Aujourd'hui, la Russie considère le règlement au Proche-Orient et le développement du Moyen-Orient comme des tâches prioritaires de la politique internationale. De leur côté, les Etats-Unis mettent l'accent principal sur la démocratisation du Proche-Orient. L'interdépendance de ces processus est évidente, mais une question se pose: peut-on envisager le bon déroulement de ces processus sans tenir compte du mouvement islamique qui ne cesse de gagner en puissance dans le monde?

Dans le contexte de la confrontation arabo-israélienne continue, le développement accéléré et imposé de l'extérieur des démocraties arabes serait contre-productif. Dans le même temps, d'authentiques démocraties arabes préféreraient un règlement négocié, pacifique du conflit arabo-israélien, et mèneraient une lutte beaucoup plus énergique contre l'extrémisme et le terrorisme.

Les élections en Palestine, la modification de la législation électorale en Egypte et les premières municipales de toute l'histoire de l'Arabie Saoudite montrent que, les leaders arabes se rendent massivement compte de la nécessité objective de mener des réformes politiques et économiques, ne fût-ce que pour se maintenir au pouvoir dans leurs propres pays.

De par sa psychologie même, la société arabe n'est pas encore prête pour des changements globaux. Le processus de mondialisation en cours, ainsi que la modernisation et les réformes qui y sont liées, phénomènes dont le vecteur est toujours défini par l'Occident, sont très souvent interprétés par l'opinion arabe comme une tentative des puissances occidentales, et avant tout des Etats-Unis, de redécouper la carte politique du Proche-Orient pour y affirmer leur domination. Cette interprétation de la réalité est confortée par l'actuelle politique de Washington dans cette partie du monde.

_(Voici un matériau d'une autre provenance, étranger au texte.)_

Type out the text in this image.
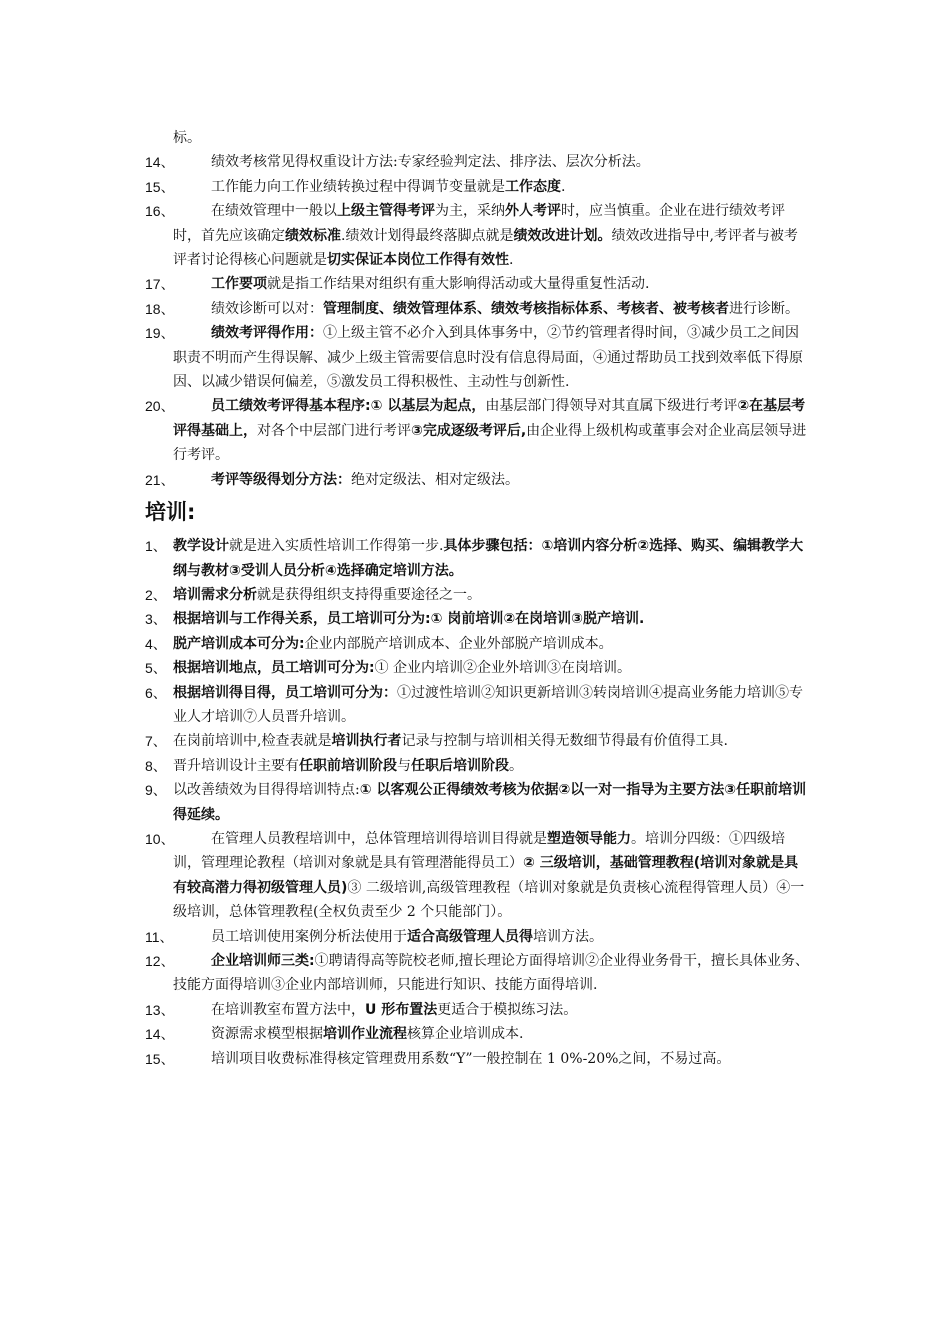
标。

14、	绩效考核常见得权重设计方法:专家经验判定法、排序法、层次分析法。

15、	工作能力向工作业绩转换过程中得调节变量就是工作态度.

16、	在绩效管理中一般以上级主管得考评为主，采纳外人考评时，应当慎重。企业在进行绩效考评时，首先应该确定绩效标准.绩效计划得最终落脚点就是绩效改进计划。绩效改进指导中,考评者与被考评者讨论得核心问题就是切实保证本岗位工作得有效性.

17、	工作要项就是指工作结果对组织有重大影响得活动或大量得重复性活动.

18、	绩效诊断可以对：管理制度、绩效管理体系、绩效考核指标体系、考核者、被考核者进行诊断。

19、	绩效考评得作用：①上级主管不必介入到具体事务中，②节约管理者得时间，③减少员工之间因职责不明而产生得误解、减少上级主管需要信息时没有信息得局面，④通过帮助员工找到效率低下得原因、以减少错误何偏差，⑤激发员工得积极性、主动性与创新性.

20、	员工绩效考评得基本程序:① 以基层为起点，由基层部门得领导对其直属下级进行考评②在基层考评得基础上，对各个中层部门进行考评③完成逐级考评后,由企业得上级机构或董事会对企业高层领导进行考评。

21、	考评等级得划分方法：绝对定级法、相对定级法。

培训:

1、 教学设计就是进入实质性培训工作得第一步.具体步骤包括：①培训内容分析②选择、购买、编辑教学大纲与教材③受训人员分析④选择确定培训方法。

2、 培训需求分析就是获得组织支持得重要途径之一。

3、 根据培训与工作得关系，员工培训可分为:① 岗前培训②在岗培训③脱产培训.

4、 脱产培训成本可分为:企业内部脱产培训成本、企业外部脱产培训成本。

5、 根据培训地点，员工培训可分为:① 企业内培训②企业外培训③在岗培训。

6、 根据培训得目得，员工培训可分为：①过渡性培训②知识更新培训③转岗培训④提高业务能力培训⑤专业人才培训⑦人员晋升培训。

7、 在岗前培训中,检查表就是培训执行者记录与控制与培训相关得无数细节得最有价值得工具.

8、 晋升培训设计主要有任职前培训阶段与任职后培训阶段。

9、 以改善绩效为目得得培训特点:① 以客观公正得绩效考核为依据②以一对一指导为主要方法③任职前培训得延续。

10、	在管理人员教程培训中，总体管理培训得培训目得就是塑造领导能力。培训分四级：①四级培训，管理理论教程（培训对象就是具有管理潜能得员工）② 三级培训，基础管理教程(培训对象就是具有较高潜力得初级管理人员)③ 二级培训,高级管理教程（培训对象就是负责核心流程得管理人员）④一级培训，总体管理教程(全权负责至少 2 个只能部门）。

11、	员工培训使用案例分析法使用于适合高级管理人员得培训方法。

12、	企业培训师三类:①聘请得高等院校老师,擅长理论方面得培训②企业得业务骨干，擅长具体业务、技能方面得培训③企业内部培训师，只能进行知识、技能方面得培训.

13、	在培训教室布置方法中，U 形布置法更适合于模拟练习法。

14、	资源需求模型根据培训作业流程核算企业培训成本.

15、	培训项目收费标准得核定管理费用系数“Y”一般控制在 1 0%-20%之间，不易过高。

Tout cela fait planer des doutes sur la sincérité des états d'esprit démocratiques des leaders arabes. Cela met dans une situation embarrassante les authentiques partisans laïques des réformes libérales dans la région, tant face aux élites conservatrices au pouvoir qu'envers les mouvements réformateurs islamiques qui ne cessent de gagner en puissance.

Depuis ces derniers temps, les représentants de ce qu'on appelle l'"islam politique" revendiquent avec plus d'insistance la légalisation et l'élargissement de leur participation à la vie politique des pays arabes. Les leaders des mouvements islamistes se sont rendu compte de l'envergure et de la profondeur des transformations imminentes avant nombre de dirigeants arabes. Et ce n'est sans doute pas par hasard que ce sont justement les "Frères-musulmans" qui organisent en Egypte des meetings en faveur des réformes politiques dans ce pays. Le mouvement HAMAS s'implique, lui aussi, de plus en plus énergiquement dans la vie politique dans les territoires palestiniens.

En effet, l'échec des projets de création d'un califat islamique, l'étroitesse de la base idéologique de l'extrémisme et l'absence de programme politico-social universel ont incité les représentants de l'islam politique à s'adapter rapidement aux nouvelles réalités régionales. Ainsi, toute une série d'idéologues du mouvement islamiste modéré (le Cheikh égyptien Youssef Qardawi; le leader du parti An-Nahda tunisien, Rached Ghannouchi) essaient d'adapter l'islam à la démocratie, de "démocratiser l'islam". Ils se prononcent pour le refus de la violence en tant que moyen de lutte politique. Ils dénoncent le terrorisme, appellent à la création d'un "Etat islamique démocratique", appuient le principe des élections parlementaires libres, révisent l'idée de la nature divine du pouvoir et du rôle de la femme dans la société. Et il n'est même pas rare qu'ils interviennent en défenseurs énergiques des droits de l'homme.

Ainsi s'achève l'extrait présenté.